Conversas de cessar-fogo e reação do mercado
Foi divulgado que os Estados Unidos ofereceram um plano de 15 pontos, com um cessar-fogo de um mês para iniciar negociações. O plano incluiria limites ao programa nuclear do Irã e garantias de manter o Estreito de Hormuz aberto, em troca de possível alívio de sanções (redução de restrições econômicas). Os mercados já precificaram totalmente duas altas de juros do Banco Central Europeu (BCE, a autoridade que define os juros da zona do euro), enquanto a expectativa de cortes de juros pelo Federal Reserve (Fed, o banco central dos EUA) neste ano quase desapareceu.

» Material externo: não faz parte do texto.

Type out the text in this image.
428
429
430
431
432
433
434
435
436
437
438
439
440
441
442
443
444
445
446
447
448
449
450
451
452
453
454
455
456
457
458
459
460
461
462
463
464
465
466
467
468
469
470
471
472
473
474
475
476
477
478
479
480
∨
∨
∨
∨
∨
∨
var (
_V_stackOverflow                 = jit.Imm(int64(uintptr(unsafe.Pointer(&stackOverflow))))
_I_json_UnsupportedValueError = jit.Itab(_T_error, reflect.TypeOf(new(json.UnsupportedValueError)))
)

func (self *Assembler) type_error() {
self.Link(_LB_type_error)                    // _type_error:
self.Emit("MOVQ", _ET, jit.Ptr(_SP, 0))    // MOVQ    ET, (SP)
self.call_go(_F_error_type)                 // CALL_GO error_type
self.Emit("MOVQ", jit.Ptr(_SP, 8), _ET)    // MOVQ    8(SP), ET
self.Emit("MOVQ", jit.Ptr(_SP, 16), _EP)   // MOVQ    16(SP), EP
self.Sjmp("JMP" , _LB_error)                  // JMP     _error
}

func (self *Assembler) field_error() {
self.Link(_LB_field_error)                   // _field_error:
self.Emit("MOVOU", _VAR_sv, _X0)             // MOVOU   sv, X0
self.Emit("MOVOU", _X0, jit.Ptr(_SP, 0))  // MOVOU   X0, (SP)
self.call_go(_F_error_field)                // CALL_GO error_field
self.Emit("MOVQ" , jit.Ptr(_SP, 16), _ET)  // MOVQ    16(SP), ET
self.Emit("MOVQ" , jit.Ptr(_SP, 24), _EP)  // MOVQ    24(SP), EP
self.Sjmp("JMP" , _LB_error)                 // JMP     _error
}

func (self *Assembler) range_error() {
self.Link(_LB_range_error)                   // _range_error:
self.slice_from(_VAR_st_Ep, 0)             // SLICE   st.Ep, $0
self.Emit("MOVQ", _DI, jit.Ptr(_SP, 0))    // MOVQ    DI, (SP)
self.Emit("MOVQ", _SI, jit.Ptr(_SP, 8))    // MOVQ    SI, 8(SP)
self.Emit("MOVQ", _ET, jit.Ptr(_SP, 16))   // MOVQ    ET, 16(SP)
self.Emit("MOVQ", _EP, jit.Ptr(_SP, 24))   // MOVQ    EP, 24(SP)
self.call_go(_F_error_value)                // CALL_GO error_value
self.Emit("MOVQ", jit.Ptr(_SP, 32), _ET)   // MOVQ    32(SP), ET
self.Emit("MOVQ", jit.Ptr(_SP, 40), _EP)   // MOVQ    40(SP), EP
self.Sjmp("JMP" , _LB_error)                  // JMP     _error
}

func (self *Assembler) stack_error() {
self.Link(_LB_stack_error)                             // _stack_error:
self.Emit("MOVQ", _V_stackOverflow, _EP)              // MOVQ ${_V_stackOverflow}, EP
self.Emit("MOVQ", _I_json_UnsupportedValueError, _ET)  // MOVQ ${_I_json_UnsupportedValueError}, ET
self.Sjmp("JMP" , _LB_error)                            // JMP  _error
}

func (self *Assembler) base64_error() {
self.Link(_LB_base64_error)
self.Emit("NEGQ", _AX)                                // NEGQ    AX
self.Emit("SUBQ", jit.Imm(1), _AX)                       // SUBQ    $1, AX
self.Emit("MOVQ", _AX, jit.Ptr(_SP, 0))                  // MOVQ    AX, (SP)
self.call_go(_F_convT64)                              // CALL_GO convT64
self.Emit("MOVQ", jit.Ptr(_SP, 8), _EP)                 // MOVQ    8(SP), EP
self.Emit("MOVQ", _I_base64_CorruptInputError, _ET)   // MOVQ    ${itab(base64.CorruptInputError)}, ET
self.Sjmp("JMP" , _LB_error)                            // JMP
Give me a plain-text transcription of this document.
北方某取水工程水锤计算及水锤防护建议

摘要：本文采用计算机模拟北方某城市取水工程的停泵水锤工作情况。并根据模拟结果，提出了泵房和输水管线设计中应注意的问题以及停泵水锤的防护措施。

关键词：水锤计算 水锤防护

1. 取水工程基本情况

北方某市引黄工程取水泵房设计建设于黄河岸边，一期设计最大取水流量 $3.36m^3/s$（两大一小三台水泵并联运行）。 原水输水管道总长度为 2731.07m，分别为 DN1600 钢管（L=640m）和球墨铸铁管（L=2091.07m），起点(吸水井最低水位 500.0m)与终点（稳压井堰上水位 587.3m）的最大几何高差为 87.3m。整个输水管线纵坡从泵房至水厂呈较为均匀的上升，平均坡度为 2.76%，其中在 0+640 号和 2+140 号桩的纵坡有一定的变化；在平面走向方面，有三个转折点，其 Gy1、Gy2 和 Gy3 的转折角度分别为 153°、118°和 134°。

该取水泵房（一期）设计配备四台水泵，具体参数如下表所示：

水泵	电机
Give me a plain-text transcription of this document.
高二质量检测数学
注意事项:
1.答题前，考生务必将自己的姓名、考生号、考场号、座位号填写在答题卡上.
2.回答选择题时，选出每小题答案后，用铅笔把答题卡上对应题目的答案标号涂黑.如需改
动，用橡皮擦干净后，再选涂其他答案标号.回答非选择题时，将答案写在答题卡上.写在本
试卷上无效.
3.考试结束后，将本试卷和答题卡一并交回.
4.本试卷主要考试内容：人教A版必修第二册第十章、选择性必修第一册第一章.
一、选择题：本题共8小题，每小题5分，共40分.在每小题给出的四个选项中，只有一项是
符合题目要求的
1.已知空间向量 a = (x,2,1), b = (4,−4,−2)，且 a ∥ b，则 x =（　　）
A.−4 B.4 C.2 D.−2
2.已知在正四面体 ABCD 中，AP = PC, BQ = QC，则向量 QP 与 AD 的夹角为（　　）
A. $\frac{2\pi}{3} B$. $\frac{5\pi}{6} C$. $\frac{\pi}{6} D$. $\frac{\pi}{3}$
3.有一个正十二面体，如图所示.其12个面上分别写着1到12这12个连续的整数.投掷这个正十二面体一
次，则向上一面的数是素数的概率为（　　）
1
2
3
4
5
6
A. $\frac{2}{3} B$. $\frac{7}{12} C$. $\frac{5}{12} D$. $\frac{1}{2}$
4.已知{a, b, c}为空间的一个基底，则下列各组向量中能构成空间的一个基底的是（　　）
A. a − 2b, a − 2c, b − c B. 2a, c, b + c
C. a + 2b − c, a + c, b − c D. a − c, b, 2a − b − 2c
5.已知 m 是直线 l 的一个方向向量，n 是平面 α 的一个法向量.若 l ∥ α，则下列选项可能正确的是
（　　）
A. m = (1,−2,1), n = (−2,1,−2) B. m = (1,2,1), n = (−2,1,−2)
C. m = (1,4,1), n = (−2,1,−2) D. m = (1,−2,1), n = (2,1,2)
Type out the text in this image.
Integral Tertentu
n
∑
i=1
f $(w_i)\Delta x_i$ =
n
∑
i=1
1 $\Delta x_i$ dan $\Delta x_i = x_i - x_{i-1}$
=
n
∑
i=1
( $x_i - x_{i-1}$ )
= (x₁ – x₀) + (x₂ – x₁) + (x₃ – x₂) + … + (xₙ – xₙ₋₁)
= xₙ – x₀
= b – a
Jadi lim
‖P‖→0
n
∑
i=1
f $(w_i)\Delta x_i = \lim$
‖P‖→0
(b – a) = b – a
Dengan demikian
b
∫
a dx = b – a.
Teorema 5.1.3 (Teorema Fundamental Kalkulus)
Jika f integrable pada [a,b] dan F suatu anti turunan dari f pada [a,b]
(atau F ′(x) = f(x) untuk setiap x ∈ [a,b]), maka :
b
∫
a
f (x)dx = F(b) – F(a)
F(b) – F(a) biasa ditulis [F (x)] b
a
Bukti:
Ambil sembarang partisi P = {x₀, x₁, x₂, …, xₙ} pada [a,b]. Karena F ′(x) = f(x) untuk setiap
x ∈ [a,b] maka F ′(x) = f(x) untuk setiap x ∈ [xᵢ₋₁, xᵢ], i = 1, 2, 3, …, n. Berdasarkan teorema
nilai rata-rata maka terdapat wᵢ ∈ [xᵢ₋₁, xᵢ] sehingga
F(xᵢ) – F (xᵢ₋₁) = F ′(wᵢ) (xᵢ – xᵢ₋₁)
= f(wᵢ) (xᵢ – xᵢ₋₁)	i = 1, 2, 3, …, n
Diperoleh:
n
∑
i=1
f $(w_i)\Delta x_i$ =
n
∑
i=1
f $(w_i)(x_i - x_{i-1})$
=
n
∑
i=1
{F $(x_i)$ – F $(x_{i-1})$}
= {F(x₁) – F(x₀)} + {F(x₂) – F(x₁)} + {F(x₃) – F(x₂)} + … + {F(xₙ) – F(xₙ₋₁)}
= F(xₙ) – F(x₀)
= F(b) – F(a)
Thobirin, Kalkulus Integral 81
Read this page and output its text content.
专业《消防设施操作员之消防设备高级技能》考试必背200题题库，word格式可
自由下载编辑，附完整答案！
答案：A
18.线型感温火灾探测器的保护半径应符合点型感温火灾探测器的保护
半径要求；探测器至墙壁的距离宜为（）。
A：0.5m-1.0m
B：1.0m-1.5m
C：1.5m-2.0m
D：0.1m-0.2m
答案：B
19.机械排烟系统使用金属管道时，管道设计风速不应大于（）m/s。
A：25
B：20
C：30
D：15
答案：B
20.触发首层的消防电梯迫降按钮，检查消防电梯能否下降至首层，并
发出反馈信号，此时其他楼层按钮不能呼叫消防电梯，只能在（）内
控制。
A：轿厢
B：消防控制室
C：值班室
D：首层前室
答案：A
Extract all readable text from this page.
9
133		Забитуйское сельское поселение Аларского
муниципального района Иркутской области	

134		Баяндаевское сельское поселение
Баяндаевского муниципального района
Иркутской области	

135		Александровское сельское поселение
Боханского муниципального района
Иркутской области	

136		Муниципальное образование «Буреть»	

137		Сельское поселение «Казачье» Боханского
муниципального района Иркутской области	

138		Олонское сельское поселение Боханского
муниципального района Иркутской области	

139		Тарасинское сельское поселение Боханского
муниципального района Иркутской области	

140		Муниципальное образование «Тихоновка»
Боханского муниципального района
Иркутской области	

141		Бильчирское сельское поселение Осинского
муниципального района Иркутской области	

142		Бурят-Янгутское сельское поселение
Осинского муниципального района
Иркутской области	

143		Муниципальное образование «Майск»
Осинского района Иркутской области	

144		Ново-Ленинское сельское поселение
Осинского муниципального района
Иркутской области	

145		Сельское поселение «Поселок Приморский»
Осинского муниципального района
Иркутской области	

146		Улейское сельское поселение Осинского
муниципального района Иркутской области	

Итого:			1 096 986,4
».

A precificação aponta cada vez mais para o Fed mantendo os juros até 2026. Uma pesquisa da Reuters publicada na quarta-feira disse que 60 economistas foram consultados, com 38 esperando que a taxa de depósito do BCE (juros pagos aos bancos por deixarem dinheiro no BCE, usada como referência) fique em 2,00% neste ano. A pesquisa também mostrou que 21 agora esperam pelo menos uma alta de juros do BCE em 2026. O conflito entre EUA e Irã está sustentando o dólar como ativo de “porto seguro”, pressionando o par EUR/USD. Com o DXY firme acima de 99,00, entendemos que, no curto prazo, a maior chance é de o euro continuar caindo. Essa tensão geopolítica (conflitos entre países que afetam economia e mercados) é o principal fator do mercado agora.Sinais de volatilidade e posicionamento
Essa incerteza está aumentando a expectativa de oscilações de preço, algo visível no mercado de derivativos (contratos cujo valor depende de outro ativo, como opções e futuros). A volatilidade implícita de um mês nas opções de EUR/USD (estimativa do mercado para o tamanho das oscilações futuras, extraída do preço das opções) subiu para 11,5%, nível não visto desde a instabilidade do setor bancário no início de 2025. Operadores podem considerar estratégias que se beneficiem dessa maior volatilidade, em vez de apenas tentar adivinhar se vai subir ou cair. O efeito do conflito sobre energia mantém a inflação no centro das atenções, com o petróleo Brent (referência global de preço do petróleo) acima de US$ 115 por barril, bem acima da média de 2025, em torno de US$ 85. Isso complica o cenário para bancos centrais, já que os dados mais recentes de inflação de fevereiro mostraram preços subindo 4,8% na zona do euro e 4,5% nos EUA. O BCE, em especial, observa se esses custos altos de energia se espalham pela economia (ou seja, passam a afetar preços de vários setores, não só combustíveis). Vemos uma diferença crescente entre o que o mercado espera do Fed e do BCE. O mercado já tirou totalmente a possibilidade de cortes de juros do Fed neste ano, enquanto precifica duas altas do BCE. Essa visão é mais “agressiva” (espera juros mais altos) do que a de muitos economistas, que acreditam que o BCE manterá a taxa de depósito em 2,00% até o fim do ano. Em resposta, o mercado de opções mostra forte preferência por proteção contra queda do EUR/USD. O prêmio (custo) das opções de venda, as “puts” (contratos que ganham valor se o preço cair, usados como proteção), subiu bem em relação às opções de compra, as “calls” (contratos que ganham valor se o preço subir). Isso indica que muitos operadores estão se preparando para o par testar níveis mais baixos, possivelmente perto de 1,1400 nas próximas semanas. No entanto, qualquer avanço diplomático rápido ou um acordo de cessar-fogo pode causar uma reversão forte. Uma redução da tensão diminuiria a procura pelo dólar como “porto seguro” e poderia fazer o EUR/USD subir rapidamente. Por isso, manter algumas opções de compra de prazo mais longo e fora do dinheiro (calls “out-of-the-money”, com preço de exercício acima do preço atual, mais baratas e usadas como proteção para um salto inesperado) pode ser uma forma de proteção contra uma solução pacífica inesperada.